If you are interested in Forex, you are likely to have come across the term ‘pip’ or ‘pips’. This is a very common concept in Forex trading. But what is a pip? This article will address this question, explaining the meaning of a pip.
What is a pip in forex?
The unit of measurement to measure the change in value between two currencies is called a “pip.” This is represented by a single digit move in the fourth decimal place in a typical forex quote.
For example, if the price of EUR/USD moves from 1.1402 to 1.1403 this would be a one pip or ‘point’ movement.
Calculating forex price moves
Now that we are clear on what a pip is let’s see how much money we can gain or lose for each movement.

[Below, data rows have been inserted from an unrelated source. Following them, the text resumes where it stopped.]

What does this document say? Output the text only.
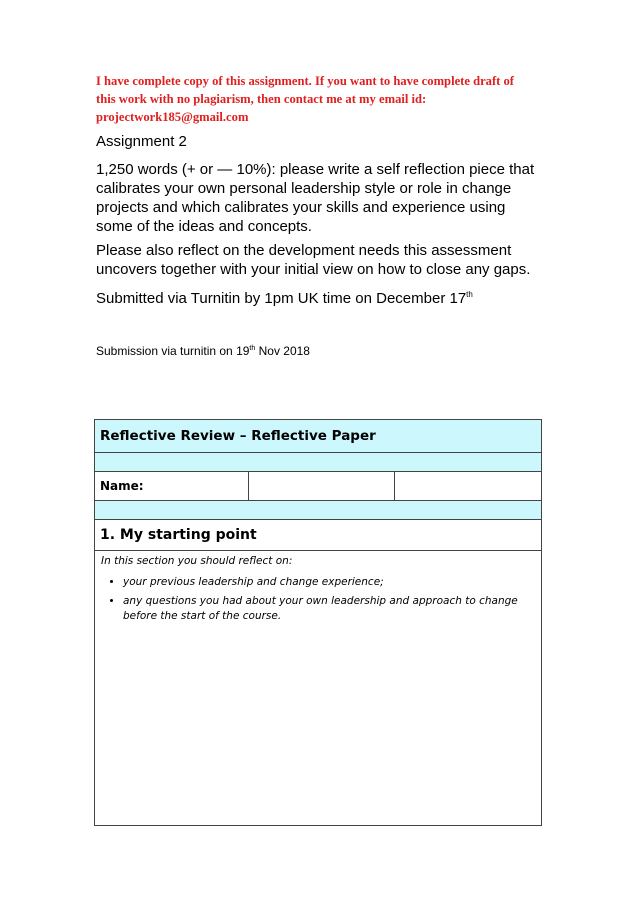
I have complete copy of this assignment. If you want to have complete draft of
this work with no plagiarism, then contact me at my email id:
projectwork185@gmail.com
Assignment 2
1,250 words (+ or — 10%): please write a self reflection piece that
calibrates your own personal leadership style or role in change
projects and which calibrates your skills and experience using
some of the ideas and concepts.
Please also reflect on the development needs this assessment
uncovers together with your initial view on how to close any gaps.
Submitted via Turnitin by 1pm UK time on December 17th
Submission via turnitin on 19th Nov 2018
Reflective Review – Reflective Paper

Name:		

1. My starting point

In this section you should reflect on:
• your previous leadership and change experience;
• any questions you had about your own leadership and approach to change before the start of the course.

This can be calculated very simply:
- Positions size x 0.0001 =Monetary value of a pip
Here is a quick example using the EUR/USD as we have above:
We open a position size of 10,000 units and calculate the pip value as follows: 10,000 (units) x 0.0001 (one pip) = $1 per pip.
The exception – USD/JPY pips
When trading major currencies against the Japanese Yen, traders need to know that a pip is no longer the fourth decimal but rather the second decimal. This is because the Japanese Yen has a much lower value than the major currencies.
Pips is very useful as a measure that allows traders to always communicate in the same terms without confusion.